Hedgefonds kassiert gut ein Drittel mehr für Comdirect-Anteile Für Petrus hat sich der Poker mit der Commerzbank gelohnt

Die Commerzbank kauft dem Hedgefonds Petrus Advisers 15,15 Euro je Comdirect-Aktie - und damit gut ein Drittel mehr als den übrigen Comdirect-Aktionären
Bodo Marks/dpa
Die Commerzbank kauft dem Hedgefonds Petrus Advisers 15,15 Euro je Comdirect-Aktie - und damit gut ein Drittel mehr als den übrigen Comdirect-Aktionären

Sie brauchte zwei Anläufe - und sie ließ es sich einiges kosten: Die Commerzbank hat für die Komplettübernahme ihrer Online-Tochter Comdirect deutlich mehr Geld ausgegeben als geplant. Der Hedgefonds Petrus Advisers, der sich monatelang gegen einen Verkauf seiner Comdirect-Aktien gesträubt hatte, wurde mit 171 Millionen Euro abgefunden, wie Comdirect am Freitag im Bundesanzeiger mitteilte.
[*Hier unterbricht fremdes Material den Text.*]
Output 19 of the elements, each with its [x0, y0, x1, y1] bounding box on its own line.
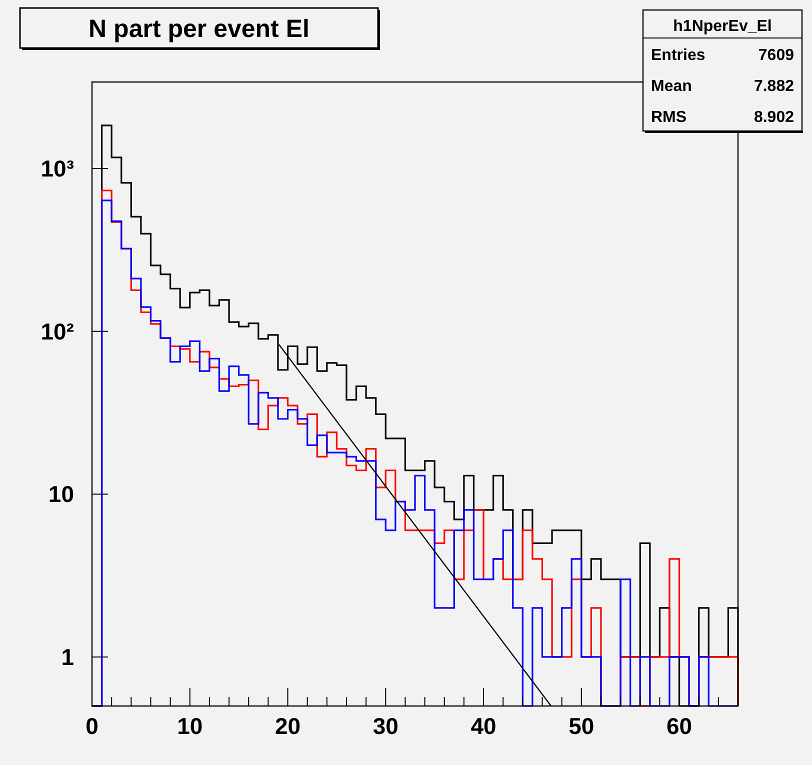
x-tick-label: 50 — [568, 713, 594, 739]
y-tick-label: 1 — [61, 644, 74, 670]
x-tick-label: 30 — [372, 713, 398, 739]
chart-title: N part per event El — [88, 15, 310, 43]
text: Entries — [651, 47, 706, 64]
y-tick-label: 10³ — [40, 156, 74, 182]
x-tick-label: 20 — [274, 713, 301, 739]
x-tick-label: 40 — [470, 713, 496, 739]
annotation: RMS — [651, 109, 687, 126]
text: 8.902 — [754, 109, 794, 126]
x-tick-label: 60 — [666, 713, 692, 739]
x-tick-label: 10 — [177, 713, 203, 739]
text: 7.882 — [754, 78, 794, 95]
text: 7609 — [758, 47, 794, 64]
x-tick-label: 0 — [86, 713, 98, 739]
text: h1NperEv_El — [673, 18, 772, 35]
y-tick-label: 10 — [48, 481, 74, 508]
y-tick-label: 10² — [40, 318, 74, 344]
annotation: Mean — [651, 78, 692, 95]
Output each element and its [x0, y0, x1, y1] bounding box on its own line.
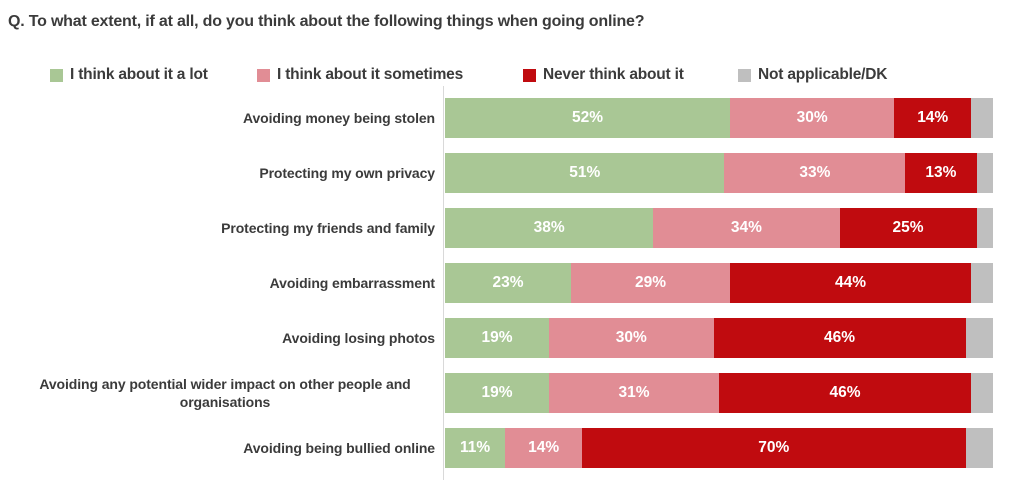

Mit 15,15 Euro je Aktie erhielt Petrus für sein Anteilspaket von acht Prozent fast ein Drittel mehr Geld als die übrigen Comdirect-Aktionäre, denen die Commerzbank 11,44 Euro geboten hatte. Das "Handelsblatt" hatte als erstes über den Kaufvertrag mit Petrus berichtet.

Nur mit Hilfe der Petrus-Anteile erreichte die Frankfurter Großbank die 90-Prozent-Schwelle, die es ihr ermöglicht, die restlichen Anteilseigner zwangsweise abfinden (Squeeze-out) zu lassen. "Es ist klar, dass für ein solches Aktienpaket eine Prämie zu zahlen ist", begründete ein Commerzbank-Sprecher den Zuschlag. "Die Vorteile der Transaktion, die in einer deutlich höheren Handlungssicherheit für eine zeitnahe und effiziente Integration der Comdirect liegen, sind uns diese Investition wert."

Für Petrus haben sich der Einstieg und der Poker gelohnt haben

Eine Verschmelzung der beiden Institute, die die Commerzbank als Alternative erwogen hatte, wäre aufwendiger und langwieriger gewesen. Mit Hilfe der Comdirect will sie stärker auf das Online- und Smartphone-Banking setzen. Zudem verspricht sie sich 150 Millionen Euro an Einsparungen.

Petrus-Partner Till Hufnagel nahm im Zuge der Einigung auch eine Anfechtungsklage gegen die Beschlüsse der Comdirect-Hauptversammlung im vergangenen Jahr zurück. Für Petrus hat sich der Poker mit der Commerzbank gelohnt. Als der Investor 2017 bei Comdirect einstieg, lag die Aktie zwischen neun und zwölf Euro. Später stockte er zu Preisen zwischen zwölf und 14 Euro weiter auf.

Den übrigen Comdirect-Aktionären muss die Commerzbank im Zuge des Squeeze-Out nicht den gleichen Betrag als Abfindung bieten wie Petrus. Der vorgeschriebene Preis dafür richtet sich nach einer Unternehmensbewertung und dem Durchschnittspreis an der Börse. Am Freitag stieg die Comdirect-Aktie um 0,7 Prozent auf 13,70 Euro.